Voorop moet worden gesteld dat uit hetgeen hiervoor is overwogen, voortvloeit dat beoordeeld moet worden of appellant vanaf 1 januari 2006 woonplaats had in Duitsland en daar niet slechts een tijdelijke verblijfplaats had. Ter zitting van de Raad heeft appellant naar voren gebracht, dat hij niet betwist dat hij feitelijk in Duitsland woont, maar wel dat hij mede om die reden zijn ingezetenschap van Nederland is kwijtgeraakt. Zoals ook onder 4.5 is overwogen, kan in het kader van Vo 1408/71 en Vo 883/2004 een persoon niet tegelijkertijd over twee normale woonplaatsen beschikken op het grondgebied van twee verschillende lidstaten. In de ook in 4 genoemde uitspraak van de Raad van 29 maart 2013, is al geoordeeld dat appellant in de periode van 1 mei 2005 tot en met 8 augustus 2009 niet als ingezetene van Nederland kan worden beschouwd, omdat de geschetste omstandigheden niet kunnen leiden tot een duurzame band van persoonlijke aard tussen appellant en Nederland in de periode in geding. Hierbij is onder meer van belang geacht dat appellant in mei 2005 de huur van zijn woning in Hoogezand heeft opgezegd en vanaf die tijd bij zijn vriendin in Duitsland woonde en vanuit deze woning zijn activiteiten heeft verricht. Appellant beschikte derhalve niet meer over duurzame woongelegenheid in Nederland. Hoewel is aangenomen dat het maatschappelijk leven van appellant zich voor een deel in Nederland heeft afgespeeld, kon dit volgens de Raad gezien het feit dat appellants duurzame woongelegenheid zich in Duitsland bevond, niet leiden tot het aannemen van Nederlands ingezetenschap. Nu appellant ter zitting van de Raad heeft bevestigd dat de in die uitspraak geschetste omstandigheden tot op heden niet zijn veranderd, leidt dit ertoe dat ook met betrekking tot de periode na augustus 2009 wordt vastgesteld dat appellant, als niet ingezetene van Nederland, geen woonplaats had in Nederland. Rekening houdend met alle criteria die voor de in dit geding aan de orde zijnde beoordeling van belang zijn, waaronder met name het feit dat appellant zijn daadwerkelijke woonplaats naar Duitsland heeft overgebracht, bestaan er voldoende aanknopingspunten voor het standpunt van het Zorginstituut dat appellant ten tijde in geding zijn normale woonplaats in Duitsland heeft.
4.7.
Dit betekent dat het Zorginstituut appellant terecht heeft aangemerkt als verdragsgerechtigde en dat de inhouding van de buitenlandbijdrage vanaf 1 oktober 2010 terecht heeft plaatsgevonden.
4.8.
Uit hetgeen hiervoor onder 4.1 tot en met 4.7 is overwogen vloeit voort dat het hoger beroep niet slaagt en dat de aangevallen uitspraak moet worden bevestigd.

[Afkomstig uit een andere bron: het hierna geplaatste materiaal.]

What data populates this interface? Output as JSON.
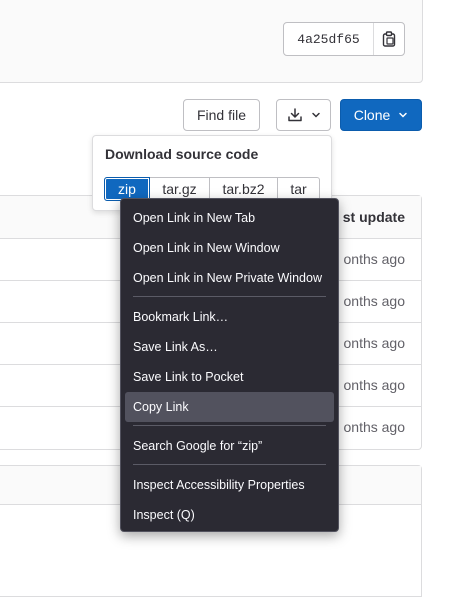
{
  "commit": {
    "sha": "4a25df65"
  },
  "toolbar": {
    "find_file": "Find file",
    "clone": "Clone"
  },
  "download_panel": {
    "title": "Download source code",
    "formats": [
      "zip",
      "tar.gz",
      "tar.bz2",
      "tar"
    ],
    "selected": "zip"
  },
  "table": {
    "last_update_header": "st update",
    "rows": [
      "onths ago",
      "onths ago",
      "onths ago",
      "onths ago",
      "onths ago"
    ]
  },
  "context_menu": {
    "items": [
      "Open Link in New Tab",
      "Open Link in New Window",
      "Open Link in New Private Window",
      "Bookmark Link…",
      "Save Link As…",
      "Save Link to Pocket",
      "Copy Link",
      "Search Google for “zip”",
      "Inspect Accessibility Properties",
      "Inspect (Q)"
    ],
    "hovered": "Copy Link"
  },
  "colors": {
    "primary": "#1068bf",
    "menu_bg": "#2b2a33",
    "menu_hover": "#52525e"
  }
}
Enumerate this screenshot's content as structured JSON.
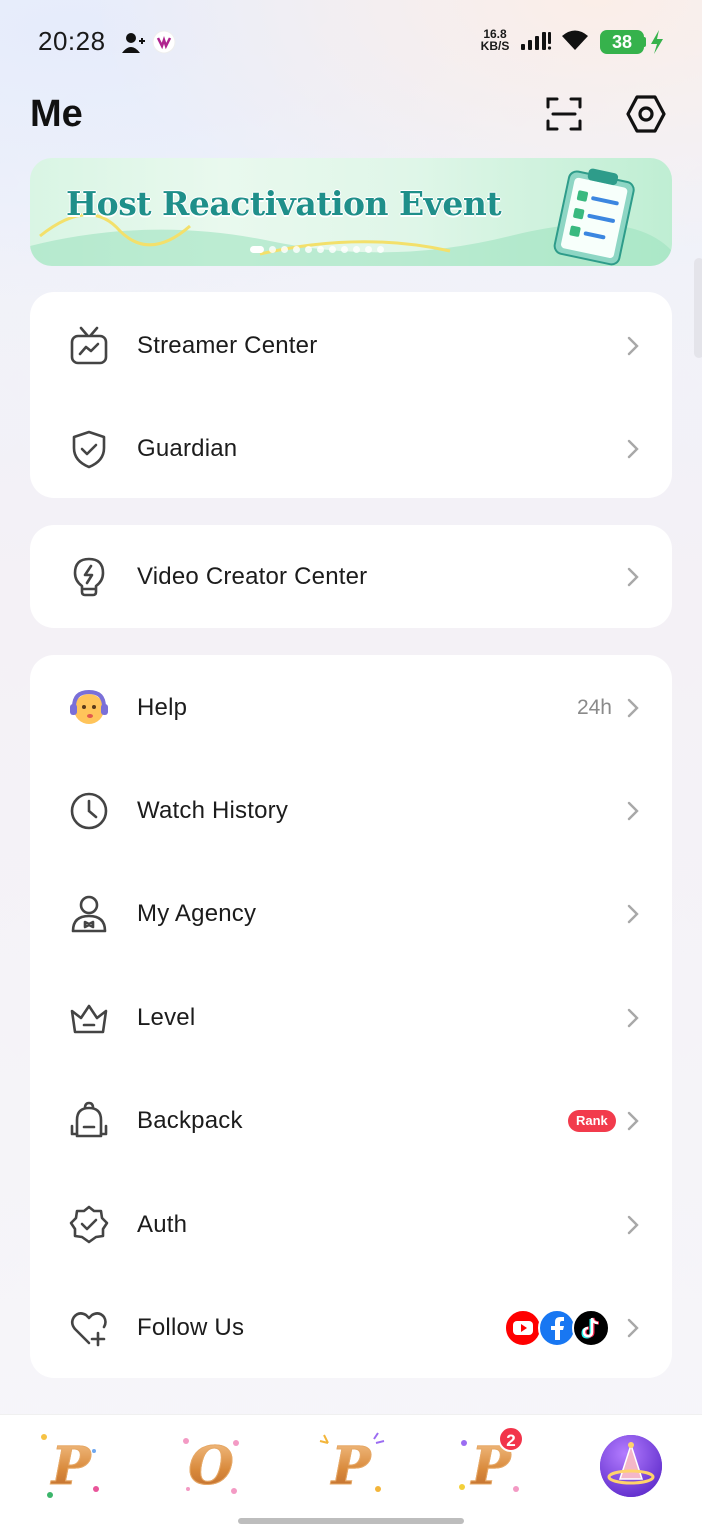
{
  "status_bar": {
    "time": "20:28",
    "net_speed_value": "16.8",
    "net_speed_unit": "KB/S",
    "battery": "38"
  },
  "header": {
    "title": "Me"
  },
  "banner": {
    "title": "Host Reactivation Event"
  },
  "card1": {
    "items": [
      {
        "label": "Streamer Center",
        "icon": "tv-icon"
      },
      {
        "label": "Guardian",
        "icon": "shield-check-icon"
      }
    ]
  },
  "card2": {
    "items": [
      {
        "label": "Video Creator Center",
        "icon": "bulb-bolt-icon"
      }
    ]
  },
  "card3": {
    "items": [
      {
        "label": "Help",
        "icon": "support-agent-icon",
        "extra": "24h"
      },
      {
        "label": "Watch History",
        "icon": "clock-icon"
      },
      {
        "label": "My Agency",
        "icon": "agent-person-icon",
        "badge": "Rank"
      },
      {
        "label": "Level",
        "icon": "crown-icon"
      },
      {
        "label": "Backpack",
        "icon": "backpack-icon"
      },
      {
        "label": "Auth",
        "icon": "verified-badge-icon"
      },
      {
        "label": "Follow Us",
        "icon": "heart-plus-icon"
      }
    ]
  },
  "bottom_nav": {
    "items": [
      {
        "glyph": "P"
      },
      {
        "glyph": "O"
      },
      {
        "glyph": "P"
      },
      {
        "glyph": "P"
      },
      {
        "glyph": ""
      }
    ],
    "badge_count": "2"
  },
  "colors": {
    "accent_green": "#36b24c",
    "badge_red": "#f23b4c",
    "banner_teal": "#1f8f8a"
  }
}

5. Voor een veroordeling in de proceskosten bestaat geen aanleiding.

BESLISSING

De Centrale Raad van Beroep bevestigt de aangevallen uitspraak.
Deze uitspraak is gedaan door M.M. van der Kade als voorzitter en T.L. de Vries en
H.J. Simon als leden, in tegenwoordigheid van K. de Jong als griffier. De beslissing is uitgesproken in het openbaar op 6 maart 2015.